I became so focused on what I lacked rather than what I had that it made me unrecognizable to what I used to be. Most times it felt like a vortex that sucked every “good” thing and left what was “bad.” So “bad” that it almost made me believe there was nothing “good” left. 

“Bad” enough for old me, who used to read books after books, to question the last time I actually finished one. “Bad” enough to think of the last time I went out for a walk to enjoy nature, or “bad” enough to think about what I appreciated, what I was grateful for. 

I felt the colors fading one by one, leaving me with a black and white canvas I sat across from while constantly searching for something else. 
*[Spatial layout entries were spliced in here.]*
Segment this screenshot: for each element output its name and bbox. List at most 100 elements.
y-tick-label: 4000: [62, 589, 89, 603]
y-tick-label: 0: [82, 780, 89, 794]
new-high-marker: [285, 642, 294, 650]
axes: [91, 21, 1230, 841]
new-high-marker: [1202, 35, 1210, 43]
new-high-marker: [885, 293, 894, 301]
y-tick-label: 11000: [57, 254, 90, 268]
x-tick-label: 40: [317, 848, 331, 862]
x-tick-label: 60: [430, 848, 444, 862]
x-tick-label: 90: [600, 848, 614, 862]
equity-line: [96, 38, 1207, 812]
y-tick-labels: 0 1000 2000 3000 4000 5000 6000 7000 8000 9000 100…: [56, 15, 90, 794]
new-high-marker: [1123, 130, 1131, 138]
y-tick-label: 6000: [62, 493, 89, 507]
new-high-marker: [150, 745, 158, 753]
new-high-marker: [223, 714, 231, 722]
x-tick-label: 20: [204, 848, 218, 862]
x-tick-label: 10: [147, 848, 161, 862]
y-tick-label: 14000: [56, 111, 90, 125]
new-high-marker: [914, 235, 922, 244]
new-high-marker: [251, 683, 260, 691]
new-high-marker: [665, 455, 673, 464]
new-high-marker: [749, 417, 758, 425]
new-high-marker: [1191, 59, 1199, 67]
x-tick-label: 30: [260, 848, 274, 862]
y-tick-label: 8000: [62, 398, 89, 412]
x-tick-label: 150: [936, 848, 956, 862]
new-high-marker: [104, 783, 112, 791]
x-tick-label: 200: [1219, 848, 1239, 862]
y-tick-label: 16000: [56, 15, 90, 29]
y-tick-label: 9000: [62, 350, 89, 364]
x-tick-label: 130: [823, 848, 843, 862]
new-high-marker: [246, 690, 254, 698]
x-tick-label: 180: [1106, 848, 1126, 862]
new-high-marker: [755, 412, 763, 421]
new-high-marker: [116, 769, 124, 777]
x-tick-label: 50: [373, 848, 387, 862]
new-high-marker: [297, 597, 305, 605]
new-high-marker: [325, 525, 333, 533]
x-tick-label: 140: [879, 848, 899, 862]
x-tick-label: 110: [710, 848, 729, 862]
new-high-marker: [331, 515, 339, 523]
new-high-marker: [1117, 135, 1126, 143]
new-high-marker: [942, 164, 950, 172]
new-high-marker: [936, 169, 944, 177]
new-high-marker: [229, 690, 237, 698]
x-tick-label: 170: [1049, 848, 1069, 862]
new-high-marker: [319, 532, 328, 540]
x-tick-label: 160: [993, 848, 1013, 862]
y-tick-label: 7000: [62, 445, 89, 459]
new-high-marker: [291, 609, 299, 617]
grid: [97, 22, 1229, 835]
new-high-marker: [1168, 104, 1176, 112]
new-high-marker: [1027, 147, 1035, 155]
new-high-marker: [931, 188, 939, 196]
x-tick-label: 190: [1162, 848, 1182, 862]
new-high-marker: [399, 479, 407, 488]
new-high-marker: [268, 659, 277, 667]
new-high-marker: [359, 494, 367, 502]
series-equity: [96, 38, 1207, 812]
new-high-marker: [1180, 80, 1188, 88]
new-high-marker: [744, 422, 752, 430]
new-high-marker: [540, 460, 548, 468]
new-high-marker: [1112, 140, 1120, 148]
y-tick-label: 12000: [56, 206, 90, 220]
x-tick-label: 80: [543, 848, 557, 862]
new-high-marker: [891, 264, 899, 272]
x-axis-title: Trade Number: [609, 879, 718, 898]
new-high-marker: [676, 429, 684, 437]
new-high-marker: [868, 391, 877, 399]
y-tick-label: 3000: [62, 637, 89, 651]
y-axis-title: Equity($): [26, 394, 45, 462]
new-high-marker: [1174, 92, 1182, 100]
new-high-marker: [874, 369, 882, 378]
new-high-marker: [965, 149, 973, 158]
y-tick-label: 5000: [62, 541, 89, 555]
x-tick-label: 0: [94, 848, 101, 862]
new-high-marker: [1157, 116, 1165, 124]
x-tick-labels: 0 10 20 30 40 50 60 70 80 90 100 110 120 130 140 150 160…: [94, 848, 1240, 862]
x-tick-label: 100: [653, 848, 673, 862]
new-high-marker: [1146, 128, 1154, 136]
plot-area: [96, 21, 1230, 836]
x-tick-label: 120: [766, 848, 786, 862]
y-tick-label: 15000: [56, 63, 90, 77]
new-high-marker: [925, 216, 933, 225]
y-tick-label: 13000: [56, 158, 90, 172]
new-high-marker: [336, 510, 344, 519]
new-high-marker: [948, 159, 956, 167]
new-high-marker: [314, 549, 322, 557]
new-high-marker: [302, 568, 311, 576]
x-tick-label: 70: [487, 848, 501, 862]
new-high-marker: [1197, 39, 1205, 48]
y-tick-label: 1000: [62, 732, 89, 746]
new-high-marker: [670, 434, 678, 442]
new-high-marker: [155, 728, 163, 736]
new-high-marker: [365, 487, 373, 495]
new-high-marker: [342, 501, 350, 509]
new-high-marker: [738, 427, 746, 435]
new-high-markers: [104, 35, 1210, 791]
I kept refusing to appreciate the beauty of black and white, how it pointed out the depth and the emotion of a frame which I wouldn’t be able to recognize with colors. I was so conditioned to the negative that I searched to prove the negativity of something rather than the positivity. 

I slowly started losing my motivations, my values, the strength in my goals. What’s worse is that I stopped caring. I stopped caring about the person I was becoming, I thought it didn’t matter. 

Step by step I convinced myself that I wasn’t enough, was never going to be enough and nothing I did was going to work. I thought I was stuck with this mindset forever and it was too late to make a change now. 

So, I started believing the way I lived instead of living the way I believed, which was very harmful and unhealthy both mentally and physically. I was always aware of the harm; yet, I chose to avoid it. It was my decision to refuse the existence of  beauty and positivity around me; it was my decision to focus on the negative; it was my decision, my choosing, me. 

There may have been outside factors that manipulated me into making these decisions, but in the end, it was me who sailed to the vortex. Personally, admitting the fact that I was responsible for the person I was becoming was probably the most important step to take. After the big confession, I was curious to know what I should do next. Just around the time, I found the answer to my question in one of my classes. It went like this, “Nothing is good or bad, but thinking makes it so.” 

As much as I agree with it, this quote by Shakespeare’s Hamlet made me think for quite a while, and it made me realize the importance of perspective and how the smallest change of meaning in our minds can have such huge impact. By focusing on the beauty and positive things life has to offer, it makes nearly no sense to ruin our happiness by focusing on what’s ugly and negative. 

There are always two sides to a story, and you are the one deciding which one to go by. It is your decision to make it a better day. I am still not perfect, and being the pessimist I am, I can’t always quickly switch the plot and go by what’s best for me either … but that’s OK. 

Even the results of efforts spent on positive thinking has made more of an an incomparable impact on my life than any other thing I’ve done, and if there’s one thing I’ve learned throughout my journey of perspective, it is that it may not always make things better, but it always saves it from being worse.